Millimeter wave also lends additional capacity in dense areas such as stadiums. Poor performance during events such as concerts stems from the networks needing to deal with extra demand and becoming congested. Constraints on the spectrum allocated to 5G today can impact performance more in places like stadiums than in other areas because many users are concentrated in a small space and share the same limited spectrum. To illustrate how mmWave enables better network performance, we can look to Ookla Wind® walk testing data, which can show the benefits of mmWave in terms of 5G bandwidth. Since each carrier is 100 MHz wide, a test showed that a stadium used four carriers aggregated 80% of the time, which resulted in 400 MHz of 5G bandwidth. In turn, this helped to achieve higher 5G capacity and lower latency.
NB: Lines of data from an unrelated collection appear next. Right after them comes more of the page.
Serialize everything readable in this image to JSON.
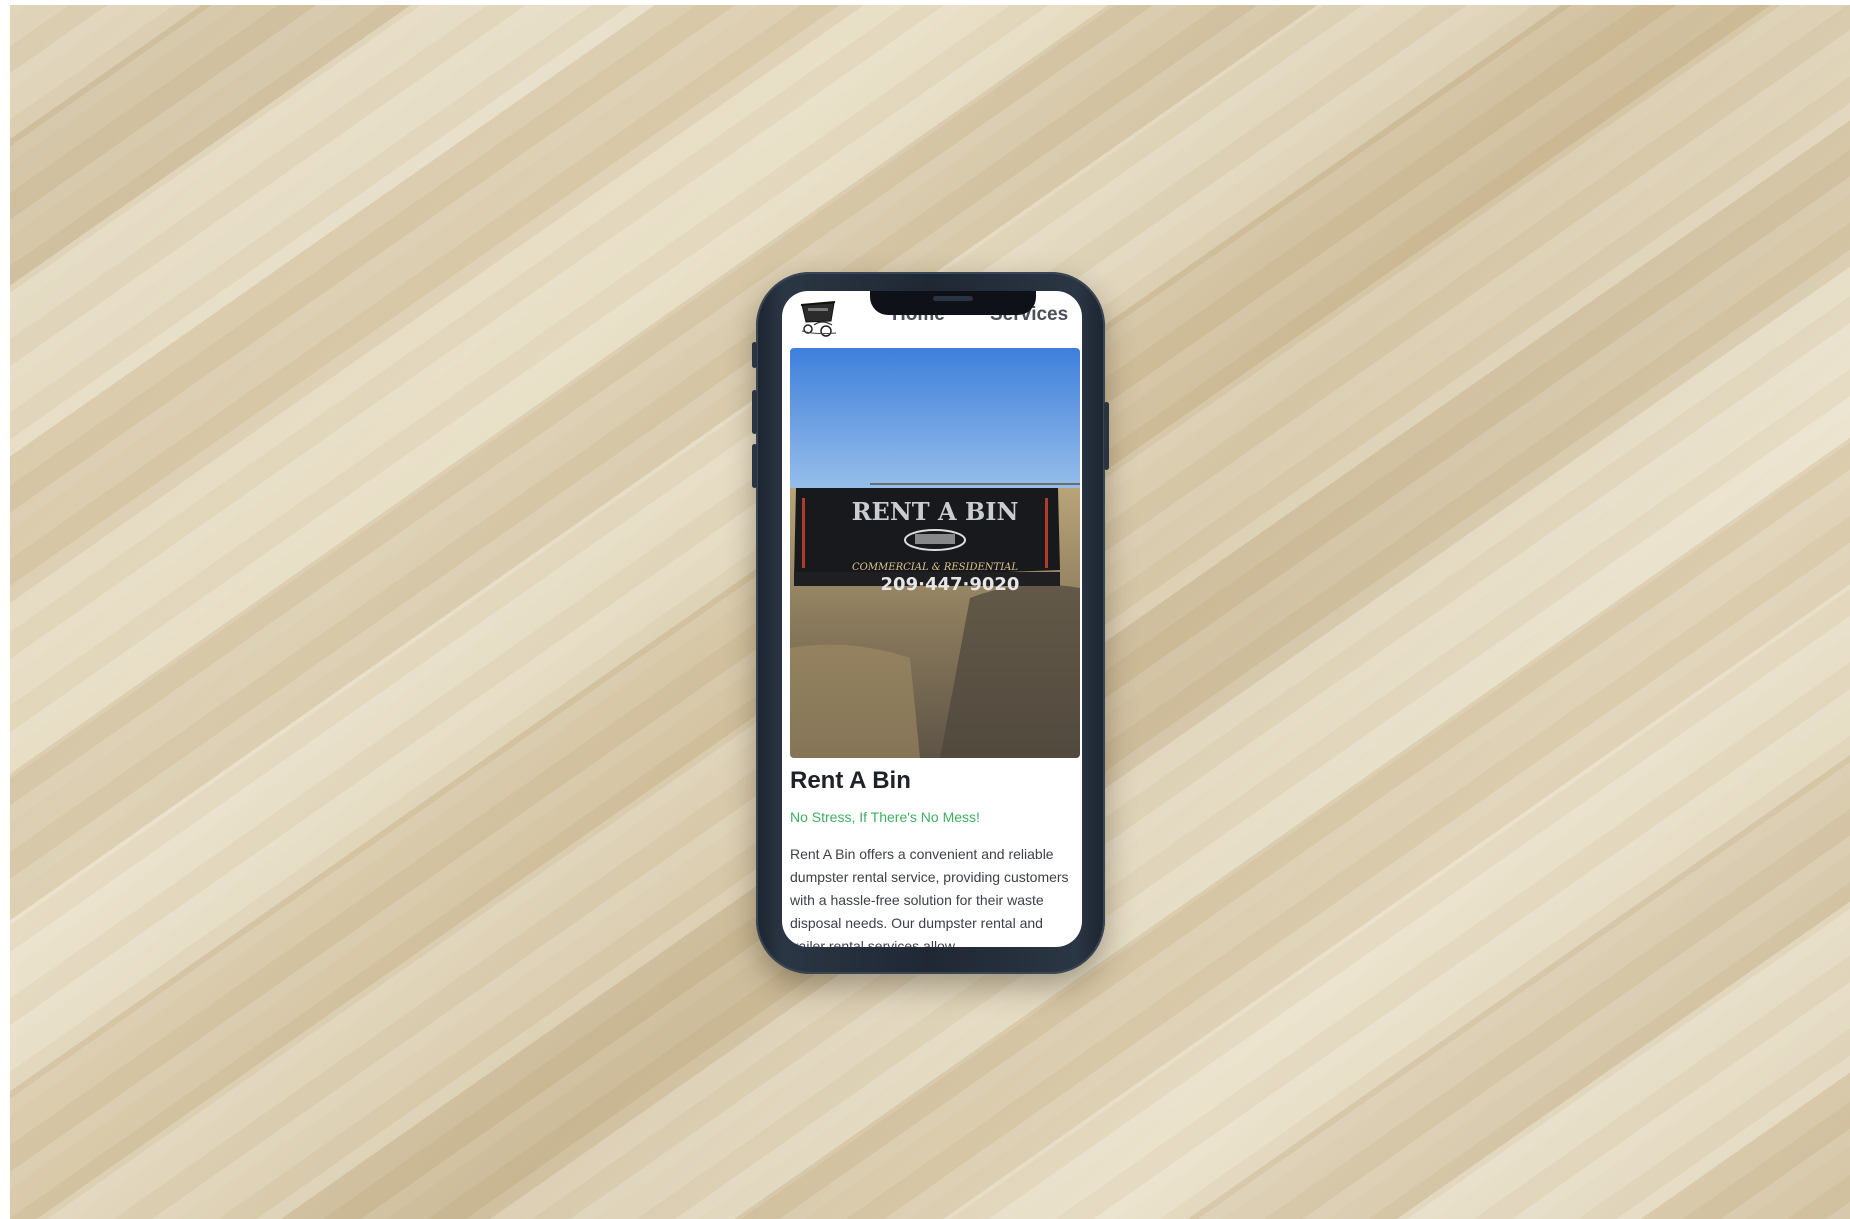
{
  "nav": {
    "links": [
      {
        "label": "Home"
      },
      {
        "label": "Services"
      }
    ]
  },
  "hero": {
    "sign_title": "RENT A BIN",
    "sign_subtitle": "COMMERCIAL & RESIDENTIAL",
    "sign_phone": "209·447·9020"
  },
  "content": {
    "title": "Rent A Bin",
    "tagline": "No Stress, If There's No Mess!",
    "description": "Rent A Bin offers a convenient and reliable dumpster rental service, providing customers with a hassle-free solution for their waste disposal needs. Our dumpster rental and trailer rental services allow"
  },
  "colors": {
    "tagline": "#3fae62",
    "heading": "#1e2228",
    "nav_text": "#4a4f58"
  },
  "icons": [
    "dumpster-logo-icon"
  ]
}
Another benefit of mmWave that the Wind test showed is that with the mmWave 5G NSA network, most of the user data traffic is carried by mmWave spectrum only (contrary to other 5G bands in NSA). This reduces the load on the LTE network. This, in turn, allows legacy users with non-5G capable devices to use an LTE network that is less congested because it doesn’t have to support 5G devices as well.